Ketiga, menentukan cita-cita dan tujuan dalam hidupnya, serta menyusun rencana
yang tepat untuk mencapai tujuan-tujuan itu. Keempat, mengatasi masalah pribadi
yang mengganggu belajar di sekolah dan terlalu mempersukar hubungan dengan
orang lain, atau yang mengaburkan cita-cita hidup. Empat peran di atas dapat
efektif, jika BK didukung oleh mekanisme struktural di suatu sekolah.
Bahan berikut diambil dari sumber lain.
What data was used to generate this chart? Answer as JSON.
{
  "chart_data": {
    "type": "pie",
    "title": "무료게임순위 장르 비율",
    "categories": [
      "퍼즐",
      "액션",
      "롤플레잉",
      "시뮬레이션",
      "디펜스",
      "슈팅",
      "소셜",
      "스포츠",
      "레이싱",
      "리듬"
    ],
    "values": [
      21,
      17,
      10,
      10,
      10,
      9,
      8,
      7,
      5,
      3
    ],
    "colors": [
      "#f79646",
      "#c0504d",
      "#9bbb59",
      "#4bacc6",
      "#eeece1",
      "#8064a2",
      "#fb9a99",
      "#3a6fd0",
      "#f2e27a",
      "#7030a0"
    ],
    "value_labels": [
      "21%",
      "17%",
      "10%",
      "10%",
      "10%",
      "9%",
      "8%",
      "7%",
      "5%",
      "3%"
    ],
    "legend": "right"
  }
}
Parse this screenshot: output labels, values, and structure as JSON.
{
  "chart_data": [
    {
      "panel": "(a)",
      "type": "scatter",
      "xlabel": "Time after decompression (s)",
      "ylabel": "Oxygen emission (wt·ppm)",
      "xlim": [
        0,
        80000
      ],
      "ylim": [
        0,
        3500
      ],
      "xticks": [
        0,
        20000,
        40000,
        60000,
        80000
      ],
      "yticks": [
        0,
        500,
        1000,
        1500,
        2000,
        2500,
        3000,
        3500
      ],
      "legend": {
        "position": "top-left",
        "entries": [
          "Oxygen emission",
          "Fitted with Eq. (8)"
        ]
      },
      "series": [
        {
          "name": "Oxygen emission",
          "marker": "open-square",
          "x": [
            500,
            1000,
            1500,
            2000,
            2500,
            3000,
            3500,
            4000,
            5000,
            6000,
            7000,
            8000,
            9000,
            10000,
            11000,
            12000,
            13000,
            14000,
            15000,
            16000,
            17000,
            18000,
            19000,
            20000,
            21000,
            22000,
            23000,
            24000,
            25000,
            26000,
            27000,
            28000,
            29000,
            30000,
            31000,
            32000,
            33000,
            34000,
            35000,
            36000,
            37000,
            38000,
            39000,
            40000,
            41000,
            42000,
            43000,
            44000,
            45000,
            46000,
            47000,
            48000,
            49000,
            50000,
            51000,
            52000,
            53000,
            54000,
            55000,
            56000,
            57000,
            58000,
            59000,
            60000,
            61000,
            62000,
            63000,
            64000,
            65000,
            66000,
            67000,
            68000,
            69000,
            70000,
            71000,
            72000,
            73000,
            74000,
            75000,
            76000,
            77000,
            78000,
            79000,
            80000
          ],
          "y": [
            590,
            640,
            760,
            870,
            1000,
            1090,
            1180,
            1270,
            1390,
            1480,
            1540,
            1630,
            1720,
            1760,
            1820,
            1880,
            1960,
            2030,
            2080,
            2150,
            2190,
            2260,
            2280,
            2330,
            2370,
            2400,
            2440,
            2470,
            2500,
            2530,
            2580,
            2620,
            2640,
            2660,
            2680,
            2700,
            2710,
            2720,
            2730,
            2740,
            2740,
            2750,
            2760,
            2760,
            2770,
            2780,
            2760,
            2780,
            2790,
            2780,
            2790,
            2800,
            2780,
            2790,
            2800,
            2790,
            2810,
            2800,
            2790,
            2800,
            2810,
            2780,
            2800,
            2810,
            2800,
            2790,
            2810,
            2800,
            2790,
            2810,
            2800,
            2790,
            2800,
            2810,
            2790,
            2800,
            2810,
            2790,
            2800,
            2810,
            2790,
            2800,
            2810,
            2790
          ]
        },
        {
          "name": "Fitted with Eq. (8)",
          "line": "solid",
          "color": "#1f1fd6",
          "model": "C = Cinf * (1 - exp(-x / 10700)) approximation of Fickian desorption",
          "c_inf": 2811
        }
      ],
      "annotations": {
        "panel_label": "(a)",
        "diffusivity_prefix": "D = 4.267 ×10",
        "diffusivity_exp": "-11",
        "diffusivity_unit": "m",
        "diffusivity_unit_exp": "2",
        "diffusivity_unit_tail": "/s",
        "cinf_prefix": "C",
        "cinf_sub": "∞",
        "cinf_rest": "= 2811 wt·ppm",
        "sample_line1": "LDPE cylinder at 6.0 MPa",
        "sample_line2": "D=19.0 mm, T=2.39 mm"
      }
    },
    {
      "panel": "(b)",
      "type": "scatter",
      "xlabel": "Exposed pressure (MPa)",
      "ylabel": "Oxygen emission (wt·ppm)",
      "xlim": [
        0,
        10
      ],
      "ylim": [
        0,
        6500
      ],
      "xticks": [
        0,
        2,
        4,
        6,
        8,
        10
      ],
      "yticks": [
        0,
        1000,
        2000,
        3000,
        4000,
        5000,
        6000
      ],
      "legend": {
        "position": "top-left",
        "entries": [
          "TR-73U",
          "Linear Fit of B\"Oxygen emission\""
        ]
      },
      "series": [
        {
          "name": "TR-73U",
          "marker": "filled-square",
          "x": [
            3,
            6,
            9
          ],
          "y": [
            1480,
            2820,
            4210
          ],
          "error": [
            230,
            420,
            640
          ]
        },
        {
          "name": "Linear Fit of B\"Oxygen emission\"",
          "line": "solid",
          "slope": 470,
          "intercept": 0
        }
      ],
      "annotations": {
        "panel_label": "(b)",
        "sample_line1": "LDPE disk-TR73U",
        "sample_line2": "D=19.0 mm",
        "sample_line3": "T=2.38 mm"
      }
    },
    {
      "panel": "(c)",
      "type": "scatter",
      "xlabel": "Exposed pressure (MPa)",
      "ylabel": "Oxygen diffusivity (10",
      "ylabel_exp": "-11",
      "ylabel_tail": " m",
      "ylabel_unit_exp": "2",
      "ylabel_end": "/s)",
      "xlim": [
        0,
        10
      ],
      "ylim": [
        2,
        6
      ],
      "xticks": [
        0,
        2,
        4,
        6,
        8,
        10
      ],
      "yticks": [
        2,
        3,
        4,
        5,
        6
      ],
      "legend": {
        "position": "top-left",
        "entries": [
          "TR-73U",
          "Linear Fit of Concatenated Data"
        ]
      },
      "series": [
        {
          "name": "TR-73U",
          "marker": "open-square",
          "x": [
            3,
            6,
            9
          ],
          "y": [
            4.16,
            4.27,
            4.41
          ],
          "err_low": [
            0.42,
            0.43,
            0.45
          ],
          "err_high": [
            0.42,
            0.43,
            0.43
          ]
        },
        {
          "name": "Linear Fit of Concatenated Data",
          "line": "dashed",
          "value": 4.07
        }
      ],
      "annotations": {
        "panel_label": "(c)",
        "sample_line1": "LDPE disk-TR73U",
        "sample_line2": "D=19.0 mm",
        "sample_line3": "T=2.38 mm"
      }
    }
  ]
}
Proses cura personalis di sekolah dapat dimulai dengan
menegaskan pemilahan peran yang saling berkomplemen. Bimbingan konseling dengan
para konselornya disandingkan dengan bagian kesiswaan. Wakil kepala sekolah
bagian kesiswaan dihadirkan untuk mengambil peran disipliner dan hal-hal yang
berkait dengan ketertiban serta penegakan tata tertib. Siswa mbolosan,
berkelahi, pakaian tidak tertib, bukan lagi konselor yang menegur dan memberi
sanksi. Reward dan punishment, pujian dan hukuman adalah dua hal yang mesti ada
bersama-sama. Pemilahan peran demikian memungkinkan BK optimal dalam banyak hal
yang bersifat reward atau peneguhan. Jika tidak demikian, BK lebih mudah
terjebak dalam tindakan hukum-menghukum.
Mendesak untuk diwujudkan, prinsip keseimbangan dalam
pendampingan orang-orang muda yang masih dalam tahap pencarian diri.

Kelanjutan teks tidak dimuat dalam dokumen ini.